If you want iOS app you can learn Swift. With that you will be able to create apps for iPhone iPad and Macs.
Learn Java if you want to publish your app on Android. You can use Java for a lot of things other than phone apps.
You can learn JavaScript/html/css if you want your app to be cross platform. You can check Cordova (Apache) for that. By doing that you won’t have native code so you will have access to less functionalities on each platform.
I have an iPhone and a Mac so I’ve decided to learn Swift.
Read also this

Seems like using initWithContentsOfURL and executeAndReturnError in a xcode project or any other tool wants to control Script Debugger or fail if not opened and runs the file with tell ‘source application’? Seen on Catalina. Any explanation for this behavior?

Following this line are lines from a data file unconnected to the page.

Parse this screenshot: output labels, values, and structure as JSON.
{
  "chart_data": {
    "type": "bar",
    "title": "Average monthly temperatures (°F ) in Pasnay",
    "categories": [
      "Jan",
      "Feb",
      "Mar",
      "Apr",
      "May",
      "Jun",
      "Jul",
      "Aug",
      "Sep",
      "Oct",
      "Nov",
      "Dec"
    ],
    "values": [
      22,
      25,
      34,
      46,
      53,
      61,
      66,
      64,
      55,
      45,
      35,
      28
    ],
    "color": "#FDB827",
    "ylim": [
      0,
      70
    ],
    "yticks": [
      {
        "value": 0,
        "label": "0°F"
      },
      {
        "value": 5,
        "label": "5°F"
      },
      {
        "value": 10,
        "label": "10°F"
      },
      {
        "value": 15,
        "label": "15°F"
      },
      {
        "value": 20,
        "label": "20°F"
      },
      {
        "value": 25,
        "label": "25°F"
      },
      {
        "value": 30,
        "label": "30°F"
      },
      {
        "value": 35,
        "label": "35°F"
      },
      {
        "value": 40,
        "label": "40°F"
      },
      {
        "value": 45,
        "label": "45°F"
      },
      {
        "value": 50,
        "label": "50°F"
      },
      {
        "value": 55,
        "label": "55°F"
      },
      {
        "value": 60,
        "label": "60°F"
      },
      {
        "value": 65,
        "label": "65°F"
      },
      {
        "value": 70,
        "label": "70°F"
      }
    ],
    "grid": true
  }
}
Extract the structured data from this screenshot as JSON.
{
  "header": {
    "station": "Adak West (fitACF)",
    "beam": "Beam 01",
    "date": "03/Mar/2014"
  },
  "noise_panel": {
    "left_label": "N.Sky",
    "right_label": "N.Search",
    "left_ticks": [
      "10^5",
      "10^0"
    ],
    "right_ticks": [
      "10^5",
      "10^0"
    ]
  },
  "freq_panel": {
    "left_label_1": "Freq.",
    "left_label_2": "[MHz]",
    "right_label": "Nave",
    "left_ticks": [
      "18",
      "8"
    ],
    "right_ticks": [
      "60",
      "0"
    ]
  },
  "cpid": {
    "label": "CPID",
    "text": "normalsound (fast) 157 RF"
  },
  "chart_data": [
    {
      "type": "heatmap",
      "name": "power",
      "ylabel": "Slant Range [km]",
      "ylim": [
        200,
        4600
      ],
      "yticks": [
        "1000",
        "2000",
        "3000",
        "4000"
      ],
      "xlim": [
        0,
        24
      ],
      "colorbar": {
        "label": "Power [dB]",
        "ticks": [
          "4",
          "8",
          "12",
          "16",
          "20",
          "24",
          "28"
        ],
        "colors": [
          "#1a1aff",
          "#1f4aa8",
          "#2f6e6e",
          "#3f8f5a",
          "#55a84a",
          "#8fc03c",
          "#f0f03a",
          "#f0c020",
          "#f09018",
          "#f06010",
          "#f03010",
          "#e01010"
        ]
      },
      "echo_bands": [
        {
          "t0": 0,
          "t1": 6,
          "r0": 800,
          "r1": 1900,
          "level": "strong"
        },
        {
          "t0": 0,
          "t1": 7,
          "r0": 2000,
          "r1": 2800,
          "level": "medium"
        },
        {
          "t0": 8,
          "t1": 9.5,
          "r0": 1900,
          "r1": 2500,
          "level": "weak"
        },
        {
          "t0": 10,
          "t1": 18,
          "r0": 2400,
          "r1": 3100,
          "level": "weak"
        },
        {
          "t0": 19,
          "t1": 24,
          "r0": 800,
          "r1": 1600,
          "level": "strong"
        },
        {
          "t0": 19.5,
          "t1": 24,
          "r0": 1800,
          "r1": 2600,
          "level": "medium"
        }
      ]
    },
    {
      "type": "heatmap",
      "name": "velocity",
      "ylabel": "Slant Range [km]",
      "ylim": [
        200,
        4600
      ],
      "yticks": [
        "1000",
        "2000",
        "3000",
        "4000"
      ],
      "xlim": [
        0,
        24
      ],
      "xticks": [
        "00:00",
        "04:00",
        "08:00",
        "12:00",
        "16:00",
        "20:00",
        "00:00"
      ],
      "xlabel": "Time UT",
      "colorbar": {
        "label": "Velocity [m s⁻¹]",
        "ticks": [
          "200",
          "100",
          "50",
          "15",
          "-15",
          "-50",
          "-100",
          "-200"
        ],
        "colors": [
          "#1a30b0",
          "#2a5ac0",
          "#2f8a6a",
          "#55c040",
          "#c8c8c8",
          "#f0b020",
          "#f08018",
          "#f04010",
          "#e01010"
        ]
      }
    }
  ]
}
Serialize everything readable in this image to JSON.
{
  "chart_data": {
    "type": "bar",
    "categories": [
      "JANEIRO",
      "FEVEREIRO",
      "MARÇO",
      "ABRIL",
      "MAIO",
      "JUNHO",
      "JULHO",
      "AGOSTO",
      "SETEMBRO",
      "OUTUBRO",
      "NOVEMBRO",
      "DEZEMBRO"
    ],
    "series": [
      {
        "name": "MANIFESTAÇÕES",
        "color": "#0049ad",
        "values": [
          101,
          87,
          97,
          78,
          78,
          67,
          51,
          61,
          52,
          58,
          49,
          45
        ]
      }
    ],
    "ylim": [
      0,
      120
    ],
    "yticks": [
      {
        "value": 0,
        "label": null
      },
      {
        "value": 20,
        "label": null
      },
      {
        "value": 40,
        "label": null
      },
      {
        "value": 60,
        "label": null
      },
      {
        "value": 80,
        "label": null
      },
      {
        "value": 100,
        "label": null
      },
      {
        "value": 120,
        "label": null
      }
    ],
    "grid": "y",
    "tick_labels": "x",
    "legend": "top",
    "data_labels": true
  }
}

Short objectivec console test:

#import <Foundation/Foundation.h>

int main(int argc, const char * argv[]) {
    @autoreleasepool {
        // insert code here...
        NSLog(@"Hello, World!");
        NSURL* url = [NSURL fileURLWithPath:@"/Users/username/Documents/test1.scpt"];NSDictionary* errors = [NSDictionary dictionary];
        NSAppleScript* appleScript = [[NSAppleScript alloc] initWithContentsOfURL:url error:&errors];
        [appleScript executeAndReturnError:nil];
    return 0;

applescript nothing more then 1 line set a to “abc”.

EDIT: only happens when the applescript file is saved with script debugger. When saved with Script Editor it does not interfere…

Did you save the script with debugging on?

AHA, good to know that the debugger info is saved in the scpt. With it disabled, no interruption anymore. Thanks.